Monday, March 28, 2016

Ruthless People by J.J. McAvoy

3.5 Stars
In the immortal words of one smushy faced former A-List Hollywood actress: "You had me at hello" errrrrr, I mean . . . . .

"Mr. & Mrs. Smith meets the Sopranos."

I mean for realz yo. When I read that I was seriously like . . .

Palm Springs commercial photography

Or momma. Whatevs.

Meet Melody Giovanni and Liam Callahan. She’s the daughter of the Italian mob boss. He’s the son of the Irish version. The two have been made an offer they can’t refuse – an arranged marriage which will bring the two families together so they can really run Chicago. Liam expects a new missus who will spend her days shopping, attending charity events and the like. Melody expects her days to be spent doing things that are juuuuuuuuust a bit different from her hubbie’s plans . . .

Palm Springs commercial photography

What neither ever expected was . . .

Palm Springs commercial photography

I mean these two seriously knew how to go 'head girl go 'head get down and I was all: Praise Jeebus! Me pantaloons – they doth disintegrate.

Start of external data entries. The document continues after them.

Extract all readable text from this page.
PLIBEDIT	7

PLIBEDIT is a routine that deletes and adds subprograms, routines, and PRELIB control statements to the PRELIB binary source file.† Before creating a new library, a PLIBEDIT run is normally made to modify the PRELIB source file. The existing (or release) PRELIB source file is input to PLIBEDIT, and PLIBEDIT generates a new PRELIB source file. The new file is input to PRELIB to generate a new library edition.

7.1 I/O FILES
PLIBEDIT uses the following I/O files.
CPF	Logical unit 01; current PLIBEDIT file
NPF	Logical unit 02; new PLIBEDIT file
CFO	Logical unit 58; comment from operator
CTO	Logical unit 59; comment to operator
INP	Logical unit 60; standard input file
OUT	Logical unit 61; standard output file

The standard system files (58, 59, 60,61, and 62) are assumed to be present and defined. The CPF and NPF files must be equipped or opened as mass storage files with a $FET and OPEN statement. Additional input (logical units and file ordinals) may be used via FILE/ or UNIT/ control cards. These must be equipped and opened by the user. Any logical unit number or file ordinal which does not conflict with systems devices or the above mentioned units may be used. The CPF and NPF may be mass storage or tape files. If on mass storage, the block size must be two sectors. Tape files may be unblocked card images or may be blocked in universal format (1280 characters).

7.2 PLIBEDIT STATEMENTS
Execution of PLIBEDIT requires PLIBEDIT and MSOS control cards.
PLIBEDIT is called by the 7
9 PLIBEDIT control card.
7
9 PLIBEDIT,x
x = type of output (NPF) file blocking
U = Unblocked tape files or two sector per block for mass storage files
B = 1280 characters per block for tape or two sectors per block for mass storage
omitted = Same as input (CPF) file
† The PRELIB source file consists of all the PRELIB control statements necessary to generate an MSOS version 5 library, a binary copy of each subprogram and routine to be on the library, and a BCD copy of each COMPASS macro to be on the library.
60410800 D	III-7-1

If you like your porno with a real poopton of torture and your MCs to be bad to the bone, this is most definitely the selection for you. If you are a flippin’ nutter one of the abundance of 1-Star reviewers for Ruthless People who expect their pornography to be "a realistic depiction of the mafia," you should probably just eff off because seriously?

Palm Springs commercial photography

Don’t harsh my buzz. My hubs is digging the new porny Kelly . . .

Palm Springs commercial photography

(Mitchell? Notsamuch.)

(3.5 Stars instead of 4 because if you're going to charge people $5.00 for something, there really shouldn't be so many typos and also because really with the instalove? You're damn lucky my underwears exploded from the smexy parts and made me fuggetaboutit.)